TBRC’s Tibetan eText Repository is for everyone who is reading this. It’s for practitioners, scholars, monks and nuns, researchers, and anyone who is interested in Tibetan Buddhist literature. It contains more than 18,000 volumes and is fully “discoverable.” You can search a place, a name, a topic, a title, a term, across many collections, through multiple traditions, at any point in time. Global search and browsing entry points are the two primary methods employed to discover the TBRC digital library.
The Global Search discovery is based on TBRC’s twofold approach of deep search and deep context. When you search for a word or phrase using the Global Search bar at the top right of the TBRC homepage, the Lucene search engine and eXist database extensions find matches across the entire cataloged library. This is known as deep search match-highlighting. TBRC’s classification system simultaneously contextualizes these matches, identifying the text within the deep context of the library metadata and allowing you to make connections with bibliographic information and scanned sources.
Results of the global search can be filtered by license type, user access type, text-to-scan correspondence, genre (for example, biography, history, liturgy, terma) and subject (such as lineage, terminology, philosophical system, linguistics).
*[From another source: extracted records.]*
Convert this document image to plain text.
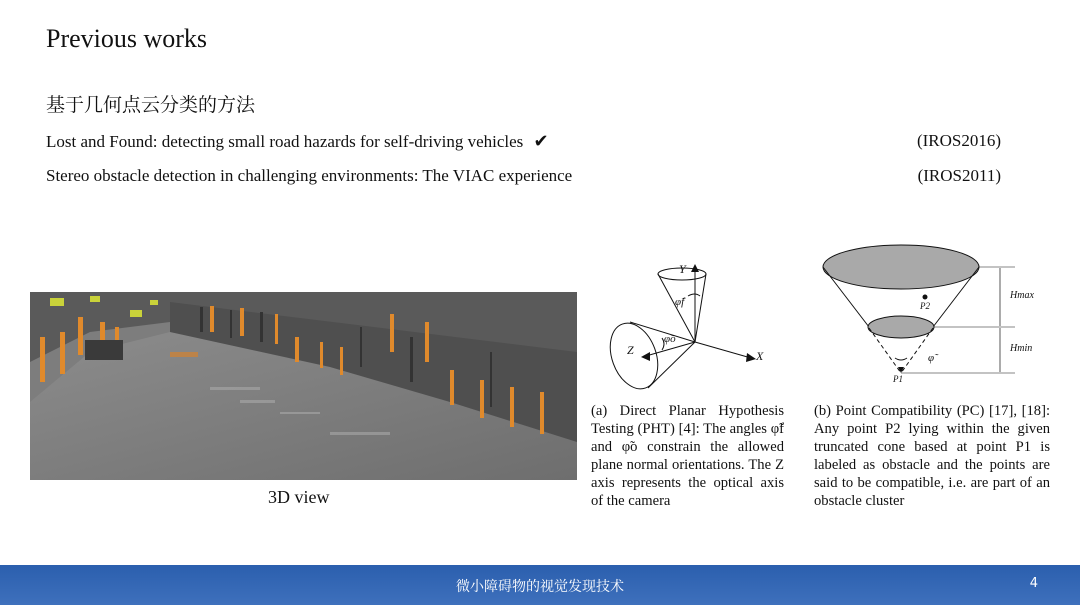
Previous works
基于几何点云分类的方法
Lost and Found: detecting small road hazards for self-driving vehicles ✔	(IROS2016)
Stereo obstacle detection in challenging environments: The VIAC experience	(IROS2011)
3D view
Y
φ̃f
φ̃o
Z	X
P2
Hmax
Hmin
φ̃
P1
(a) Direct Planar Hypothesis Testing (PHT) [4]: The angles φ̃f and φ̃o constrain the allowed plane normal orientations. The Z axis represents the optical axis of the camera
(b) Point Compatibility (PC) [17], [18]: Any point P2 lying within the given truncated cone based at point P1 is labeled as obstacle and the points are said to be compatible, i.e. are part of an obstacle cluster
微小障碍物的视觉发现技术	4
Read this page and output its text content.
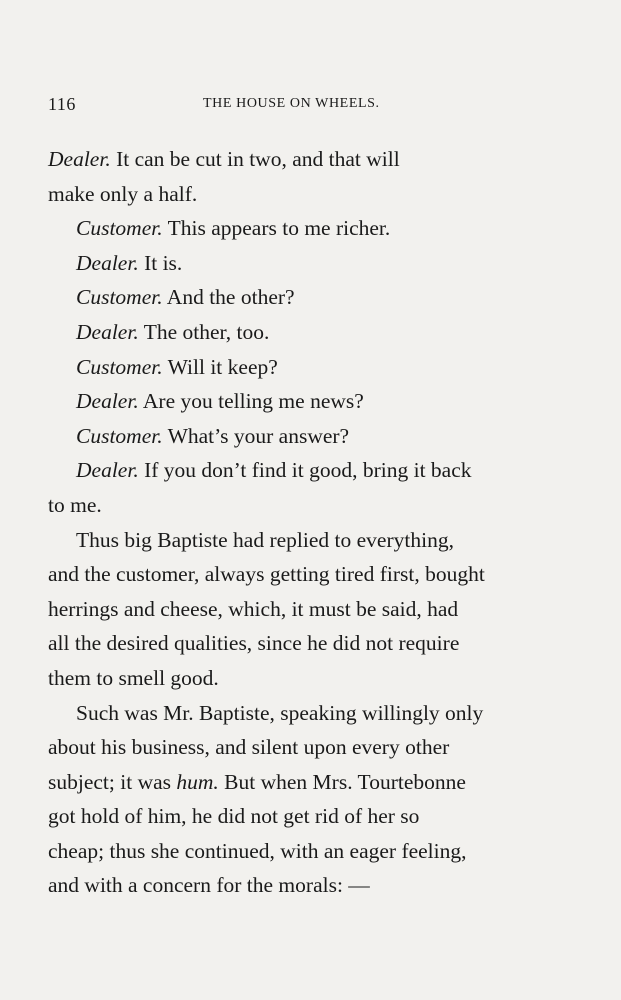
116	THE HOUSE ON WHEELS.
Dealer. It can be cut in two, and that will
make only a half.
Customer. This appears to me richer.
Dealer. It is.
Customer. And the other?
Dealer. The other, too.
Customer. Will it keep?
Dealer. Are you telling me news?
Customer. What’s your answer?
Dealer. If you don’t find it good, bring it back
to me.
Thus big Baptiste had replied to everything,
and the customer, always getting tired first, bought
herrings and cheese, which, it must be said, had
all the desired qualities, since he did not require
them to smell good.
Such was Mr. Baptiste, speaking willingly only
about his business, and silent upon every other
subject; it was hum. But when Mrs. Tourtebonne
got hold of him, he did not get rid of her so
cheap; thus she continued, with an eager feeling,
and with a concern for the morals: —
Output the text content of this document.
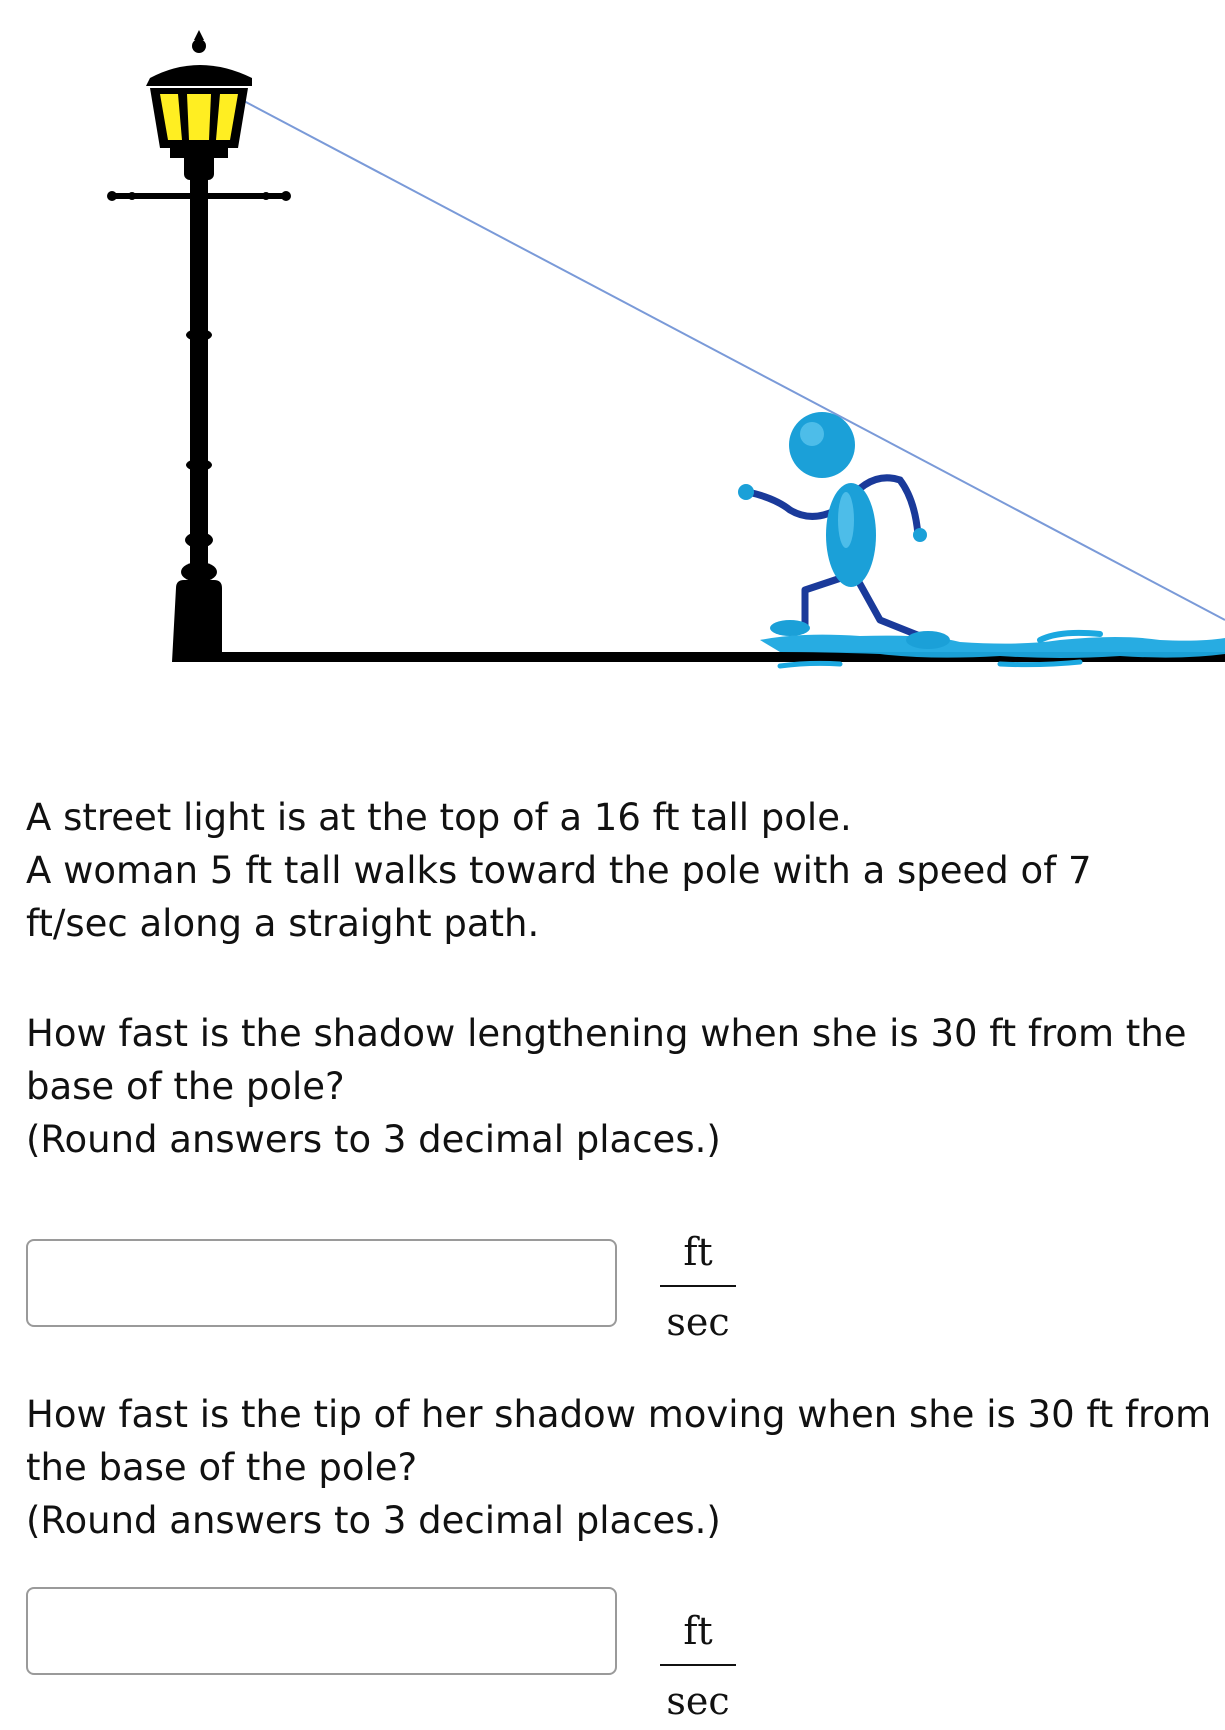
A street light is at the top of a 16 ft tall pole.
A woman 5 ft tall walks toward the pole with a speed of 7
ft/sec along a straight path.
How fast is the shadow lengthening when she is 30 ft from the
base of the pole?
(Round answers to 3 decimal places.)
ft
sec
How fast is the tip of her shadow moving when she is 30 ft from
the base of the pole?
(Round answers to 3 decimal places.)
ft
sec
Beneath each match, a list of items references the bibliographic context and the textual content immediately preceding and following the highlighted word or phrase.
On the home page, along the top menu bar, you can browse the library by browsing entry point: Works, eTexts, Genres, Subjects, Persons, or Places. For example, you can click Genres, select History, select rgyal rabs (royal chronicles), and research the associated works and lineages using the filters described in the previous paragraph.
Another important thing to know about the TBRC digital library is the difference between OCR eTexts and Input eTexts. Input eTexts are Unicode Tibetan (TEI-XML) files converted from texts input by Tibetan authors, publishers, and monasteries in a variety of formats, including TibetDoc and Sambhota. OCR eTexts are generated using the Namsel OCR (Optical Character Recognition) program in partnership with the University of California, Berkeley. OCR eTexts retain text-scan page correspondence, an additional level of semantic information that is useful in referring back to the original text.
TBRC’s search interface continues to improve, thanks to their joint effort with researchers from SOAS, University of London, focusing on Tibetan “word breaking” and parts-of-speech tagging. Unlike English, Tibetan writes all words together, without marking where a word begins or ends. The more accurately TBRC search software can break Tibetan words apart, the more likely that users will find what they’re looking for. Also, search software that recognizes syntax dramatically improves search results and leads to more sophisticated tools for Tibetan linguistics.